Manage your energy, not your time

Every now and then I get an email from a student preparing for the college entrance exam. They’ve mapped out a timeline for how they’ll study and end their emails with a nervous “What do you think?”
My response is always disappointing: “Well, it depends…”
There were some obvious reasons: I didn’t know the exam. I don’t know their level of ability. I don’t know what they already know.
But there’s a deeper reason for my ambivalence: I don’t know if they’ll be able to stick to the timetable they’ve set for themselves.
Making a schedule is easy. Sticking with it—especially when the work involved is cognitively demanding—is incredibly difficult.
The myth of time management
A few years ago I started writing an in-depth research paper on the history of productivity, similar to my other complete guides. I eventually abandoned the project and started writing my second book, but I still remember reading many 19th-century books on the emerging science of productivity.
Early thinking about productivity centered on factory work. Time management was understood in terms of seconds rather than hours, and theorists like Frederick Winslow Taylor actually timed workers’ movements with stopwatches in their hands in an attempt to squeeze greater efficiency from the workers who happened to be under his gaze.

While “work” increasingly shifts from making parts to manipulating symbols, the focus on time continues. Management guru Peter Drucker, who coined the term “knowledge worker,” also placed productivity issues squarely in the realm of managing time:
From what I’ve observed, effective managers don’t start with tasks. They start in their own time. They don’t start with a plan. They first need to find out where their time goes.
For Drucker’s managers, work is a constant stream of tasks, interruptions, appointments, and meetings. The problem they face is trying to control the massive demands on their time, rather than the stamina required to stick to the study schedule described in the many e-mails I receive from whining students.

However, based on my own experience and decades of correspondence with readers, I feel that most of us resemble neither the simple “human machines” studied by Taylor and others, nor the captains of industry suggested by Drucker. Instead, most of us are more like the students in my inbox: we want to manage our time, but actually sticking to a schedule is much harder than planning.
I’ve encountered this problem myself. Whether it’s doing research and writing all day, or trying to stick to the pace I’ve set for myself on a project like the MIT Challenge, scheduling things isn’t hard, but actually doing the work is.

Energy is the missing key
Nearly twenty years ago, one of the first popular articles I wrote was a review of The Power of Total Engagement , an excellent book that helps explain the gap many of us feel between what we think we should be able to accomplish in the time frame we have available, and what we actually accomplish in our day-to-day jobs.
Authors Tony Schwartz and Jim Loehr argue that high-productivity work is similar to athletics, where cycles between intense exercise and recovery create training effects, and both uninterrupted work and uninterrupted rest lead to poorer results.

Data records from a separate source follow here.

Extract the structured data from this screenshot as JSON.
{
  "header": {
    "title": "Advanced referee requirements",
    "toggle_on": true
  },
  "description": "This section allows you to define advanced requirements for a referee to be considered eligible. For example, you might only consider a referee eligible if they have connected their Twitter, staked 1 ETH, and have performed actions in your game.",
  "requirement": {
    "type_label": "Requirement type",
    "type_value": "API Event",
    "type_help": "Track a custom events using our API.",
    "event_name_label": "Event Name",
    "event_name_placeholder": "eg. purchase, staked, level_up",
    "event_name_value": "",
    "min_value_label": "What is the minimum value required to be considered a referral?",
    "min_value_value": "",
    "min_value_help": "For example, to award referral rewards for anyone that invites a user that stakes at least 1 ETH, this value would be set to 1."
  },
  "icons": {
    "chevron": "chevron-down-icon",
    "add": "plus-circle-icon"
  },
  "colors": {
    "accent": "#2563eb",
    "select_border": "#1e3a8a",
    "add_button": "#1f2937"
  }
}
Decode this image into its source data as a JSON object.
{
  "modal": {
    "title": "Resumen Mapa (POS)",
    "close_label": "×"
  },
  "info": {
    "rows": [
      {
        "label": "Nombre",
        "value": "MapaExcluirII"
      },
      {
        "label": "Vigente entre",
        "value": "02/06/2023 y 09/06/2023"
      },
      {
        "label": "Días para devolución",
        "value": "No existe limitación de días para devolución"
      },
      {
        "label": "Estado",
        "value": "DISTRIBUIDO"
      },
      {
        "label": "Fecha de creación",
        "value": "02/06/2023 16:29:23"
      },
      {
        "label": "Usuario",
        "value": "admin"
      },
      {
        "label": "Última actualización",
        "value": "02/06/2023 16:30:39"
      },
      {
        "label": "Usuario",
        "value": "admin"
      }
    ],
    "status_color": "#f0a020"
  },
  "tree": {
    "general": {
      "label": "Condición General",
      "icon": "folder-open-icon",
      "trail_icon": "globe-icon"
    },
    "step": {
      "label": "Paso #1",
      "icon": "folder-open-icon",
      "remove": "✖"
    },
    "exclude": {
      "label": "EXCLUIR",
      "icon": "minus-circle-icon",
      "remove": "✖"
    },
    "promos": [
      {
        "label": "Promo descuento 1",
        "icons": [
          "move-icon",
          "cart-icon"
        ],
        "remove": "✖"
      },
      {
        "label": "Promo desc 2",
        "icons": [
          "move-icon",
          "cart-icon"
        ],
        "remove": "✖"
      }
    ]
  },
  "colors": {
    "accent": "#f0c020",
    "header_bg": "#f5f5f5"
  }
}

Schwartz and Lohr found that their typical clients were mentally overworked and physically underworked. They work long hours but get little sleep or exercise. As a result, their ability to work productively declines, and as their “theoretical” productivity goals as defined by time management slip further, they resolve to work harder to close the gap, further exacerbating their exhaustion and reducing their capabilities.
I think the prevalence of this productivity trap helps explain why so much productivity advice annoys people. When we hear “productivity,” the first thing that usually comes to mind is the push to work harder. Reflecting on our own busyness and increasing exhaustion, our subconscious mind recoils from increased stress.
But if you think about it, our most productive moments don’t actually look like this. Conversely, when we are most productive, work becomes easier. It’s easy to focus, the work is fun, and you don’t feel exhausted even if you feel tired at the end.
When your energy (not time) is managed well, work doesn’t feel so difficult. It can even be joyful.
One of the things people find strange when I retell the story of some of my reinforcement learning projects is that, by and large, they didn’t work that hard. Although studying 60+ hours a week requires concentration, most of the time I feel extremely satisfied completing these challenges.
It’s not that I’m always super productive (I’m not). I have a lot of projects that take a long time to complete, and even finishing an hour or two of work feels like pulling your fingernails out.
Productivity advice, if it’s helpful, should be a road map that explains how to make work more like those joyful projects and less like those drudgery. It should teach you how to create more situations where the work itself feels easy, even when you’re working really hard.
Energy is more than just fuel
Unfortunately, there’s no secret to easily becoming more productive. Energy itself can be a somewhat misleading metaphor. “Fuel” means that limited are some internal resources that can be deployed to any task with equal efficiency.
Rather, the ease (or lack thereof) with which we stick to the schedules and plans we create varies based on a complex set of biological and psychological factors.
These factors are what I will explore in a series of articles over the next few weeks. I’m looking at how the best existing research thinks about this question. I also share the most effective strategies I’ve found in my own experiments in the nearly two decades since I first wrote about this topic.
Now, I want to end with a thought experiment: What would you do if your job was easy? This ideal may not be completely achievable in all situations, but it at least allows us to see the gap between what we want to achieve and what we think we are capable of accomplishing. Write your answer in the comments!